The beautifully preserved fossil reefs of the Bahama Islands are ideal for the study of eustatic sea-level change, due in part to their tectonic stability and low, regular subsidence rate. This project is an attempt to further describe a brief and dramatic intra-Eemian sea level event which left its mark on the fossil coral reefs of San Salvador and Great Inagua Islands. Recent work by Mark Wilson (College of Wooster), Brian White and Al Curran (both of Smith College) has described an erosion surface sandwiched within the Eemian reefs of these islands. This surface was the result of a distinct eustatic regression and transgression; most unusual, as the Eemian was a warm interglacial period, previously thought to be quite stable. There is a host of paleontological evidence supporting the event, including rhizomorphs and truncated burrows and corals. I was able to travel to San Salvador Island this summer to study the reefs themselves. In order to gather a better understanding of these fossil reefs, I also spent time examining their living counterparts just offshore. Previous petrological analysis from the body of the reef above and below the erosion surface has shown that marine and meteoric cements overlap each other; further examination of thin sections may reveal more about the regressive and transgressive phases of the event. Using the stable isotopic composition of fossil corals sampled from both San Salvador and Great Inagua Islands, I am generating a climatic picture for this part of the Eemian. In doing so, I will be able to search for clues to the climatic shifts which would have precipitated such a dramatic change in global sea level. By studying these and other bodies of evidence, I hope to better illustrate the climatic changes surrounding such an unusual global event.

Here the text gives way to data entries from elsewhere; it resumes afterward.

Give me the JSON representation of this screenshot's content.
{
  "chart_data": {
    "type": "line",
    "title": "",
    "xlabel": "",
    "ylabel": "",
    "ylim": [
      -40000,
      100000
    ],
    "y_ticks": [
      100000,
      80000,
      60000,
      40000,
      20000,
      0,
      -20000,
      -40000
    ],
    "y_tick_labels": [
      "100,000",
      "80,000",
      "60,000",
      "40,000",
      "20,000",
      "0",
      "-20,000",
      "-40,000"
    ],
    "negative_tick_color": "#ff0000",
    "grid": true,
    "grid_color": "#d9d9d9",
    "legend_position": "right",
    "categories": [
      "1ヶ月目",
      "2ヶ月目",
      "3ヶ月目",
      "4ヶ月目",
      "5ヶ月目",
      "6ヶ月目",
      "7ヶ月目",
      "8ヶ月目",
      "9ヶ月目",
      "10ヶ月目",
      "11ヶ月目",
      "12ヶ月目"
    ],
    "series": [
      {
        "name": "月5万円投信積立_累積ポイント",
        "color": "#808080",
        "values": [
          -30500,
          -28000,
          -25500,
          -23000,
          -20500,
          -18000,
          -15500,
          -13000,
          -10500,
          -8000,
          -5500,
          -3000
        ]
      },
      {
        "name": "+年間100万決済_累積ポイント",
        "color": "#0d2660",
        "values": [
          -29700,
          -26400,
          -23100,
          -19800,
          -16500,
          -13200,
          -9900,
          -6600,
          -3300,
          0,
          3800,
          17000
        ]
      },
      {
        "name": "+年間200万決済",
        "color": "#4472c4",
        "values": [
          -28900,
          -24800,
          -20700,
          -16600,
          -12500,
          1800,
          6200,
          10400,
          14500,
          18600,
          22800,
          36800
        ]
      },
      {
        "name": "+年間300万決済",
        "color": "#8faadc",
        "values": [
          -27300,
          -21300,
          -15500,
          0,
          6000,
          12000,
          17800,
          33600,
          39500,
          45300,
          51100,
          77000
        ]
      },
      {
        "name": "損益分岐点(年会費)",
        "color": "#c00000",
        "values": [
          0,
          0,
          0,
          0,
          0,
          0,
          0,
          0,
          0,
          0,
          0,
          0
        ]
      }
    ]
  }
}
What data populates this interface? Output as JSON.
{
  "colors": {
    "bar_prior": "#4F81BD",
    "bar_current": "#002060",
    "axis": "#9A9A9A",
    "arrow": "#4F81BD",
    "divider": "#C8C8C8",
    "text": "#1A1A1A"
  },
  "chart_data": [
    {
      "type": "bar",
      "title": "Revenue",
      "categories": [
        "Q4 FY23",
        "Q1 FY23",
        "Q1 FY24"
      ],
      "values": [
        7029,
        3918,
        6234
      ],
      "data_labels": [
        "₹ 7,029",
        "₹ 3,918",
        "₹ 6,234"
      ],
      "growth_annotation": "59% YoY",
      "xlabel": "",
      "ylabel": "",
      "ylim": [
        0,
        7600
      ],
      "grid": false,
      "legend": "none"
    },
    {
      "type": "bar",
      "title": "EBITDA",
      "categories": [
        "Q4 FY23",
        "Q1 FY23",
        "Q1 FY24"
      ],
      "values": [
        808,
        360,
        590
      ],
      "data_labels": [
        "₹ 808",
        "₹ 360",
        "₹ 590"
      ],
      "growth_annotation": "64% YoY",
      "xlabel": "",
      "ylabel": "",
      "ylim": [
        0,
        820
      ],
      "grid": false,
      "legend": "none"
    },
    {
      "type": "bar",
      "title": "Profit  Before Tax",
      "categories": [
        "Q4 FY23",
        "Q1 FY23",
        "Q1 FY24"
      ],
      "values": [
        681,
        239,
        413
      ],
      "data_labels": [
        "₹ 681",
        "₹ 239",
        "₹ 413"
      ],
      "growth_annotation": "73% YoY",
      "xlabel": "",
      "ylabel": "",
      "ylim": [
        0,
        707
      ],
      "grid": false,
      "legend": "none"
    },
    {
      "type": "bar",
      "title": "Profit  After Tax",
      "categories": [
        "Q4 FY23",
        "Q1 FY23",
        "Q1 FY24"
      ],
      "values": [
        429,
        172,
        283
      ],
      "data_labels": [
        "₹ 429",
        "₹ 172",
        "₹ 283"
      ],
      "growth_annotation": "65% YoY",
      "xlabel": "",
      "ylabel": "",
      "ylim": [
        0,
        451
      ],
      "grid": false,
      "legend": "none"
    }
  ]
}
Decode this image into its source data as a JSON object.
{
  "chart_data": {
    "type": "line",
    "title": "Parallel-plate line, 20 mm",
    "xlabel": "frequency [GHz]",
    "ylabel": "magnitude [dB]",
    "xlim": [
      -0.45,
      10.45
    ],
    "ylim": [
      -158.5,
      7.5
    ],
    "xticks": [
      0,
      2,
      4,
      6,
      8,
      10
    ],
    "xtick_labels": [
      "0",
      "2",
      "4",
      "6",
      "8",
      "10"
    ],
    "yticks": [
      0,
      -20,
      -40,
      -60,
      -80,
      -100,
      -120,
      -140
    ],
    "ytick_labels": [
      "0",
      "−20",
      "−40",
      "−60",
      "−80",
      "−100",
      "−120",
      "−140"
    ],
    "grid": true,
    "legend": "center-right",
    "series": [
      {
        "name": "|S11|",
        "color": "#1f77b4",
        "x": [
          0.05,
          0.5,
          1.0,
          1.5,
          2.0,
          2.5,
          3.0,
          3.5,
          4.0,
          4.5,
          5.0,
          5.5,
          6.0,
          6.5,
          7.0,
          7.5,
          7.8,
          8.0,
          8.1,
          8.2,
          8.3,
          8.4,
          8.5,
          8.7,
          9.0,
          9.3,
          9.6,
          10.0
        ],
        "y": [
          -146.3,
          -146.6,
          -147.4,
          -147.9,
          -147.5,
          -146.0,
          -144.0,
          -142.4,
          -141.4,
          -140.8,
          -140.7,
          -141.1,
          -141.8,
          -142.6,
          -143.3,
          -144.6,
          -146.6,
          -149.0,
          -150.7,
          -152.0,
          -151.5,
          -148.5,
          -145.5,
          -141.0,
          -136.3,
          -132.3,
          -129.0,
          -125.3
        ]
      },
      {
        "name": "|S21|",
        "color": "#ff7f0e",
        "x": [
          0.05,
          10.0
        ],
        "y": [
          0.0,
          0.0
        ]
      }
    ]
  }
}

Link here for the text of Allison's April 2000 Geological Society of America abstract on her I.S. work.

 

 

Allison Cornett is a senior geology major at The College of Wooster. Her hometown is Kendallville, Indiana. Allison's summer work on San Salvador Island, the Bahamas, and in Wooster was made possible by a Summer Fellowship award from the Council on Undergraduate Research and a grant from the Henry J. Copeland Funds at The College of Wooster.

 

The coral Diploria sitting directly on the Eemian erosion surface, seen here in cross-section; Cockburntown Reef, San Salvador, The Bahamas.

 

The coral Montastrea sitting directly on the Eemian erosion surface; Cockburntown Reef, San Salvador, The Bahamas.

 

Polished section through the bivalve boring Gastrochaenolites; the first generation of sediment (white) partially filled the boring before the erosion event; the succeeding brown sediment is a paleosol produced during subaerial exposure; the shell and white sediment were emplaced on top of the paleosol after sea levels rose again and inundated the boring; Cockburntown Reef, San Salvador, The Bahamas.

 

A rhizolith (produced by terrestrial plant roots) encrusting the Eemian erosion surface in the middle of the fossil coral reef on Great Inagua Island, The Bahamas.

 

Superb preservation of bivalve shells in the Eemian sediments immediately above the erosion surface; Great Inagua Island, The Bahamas.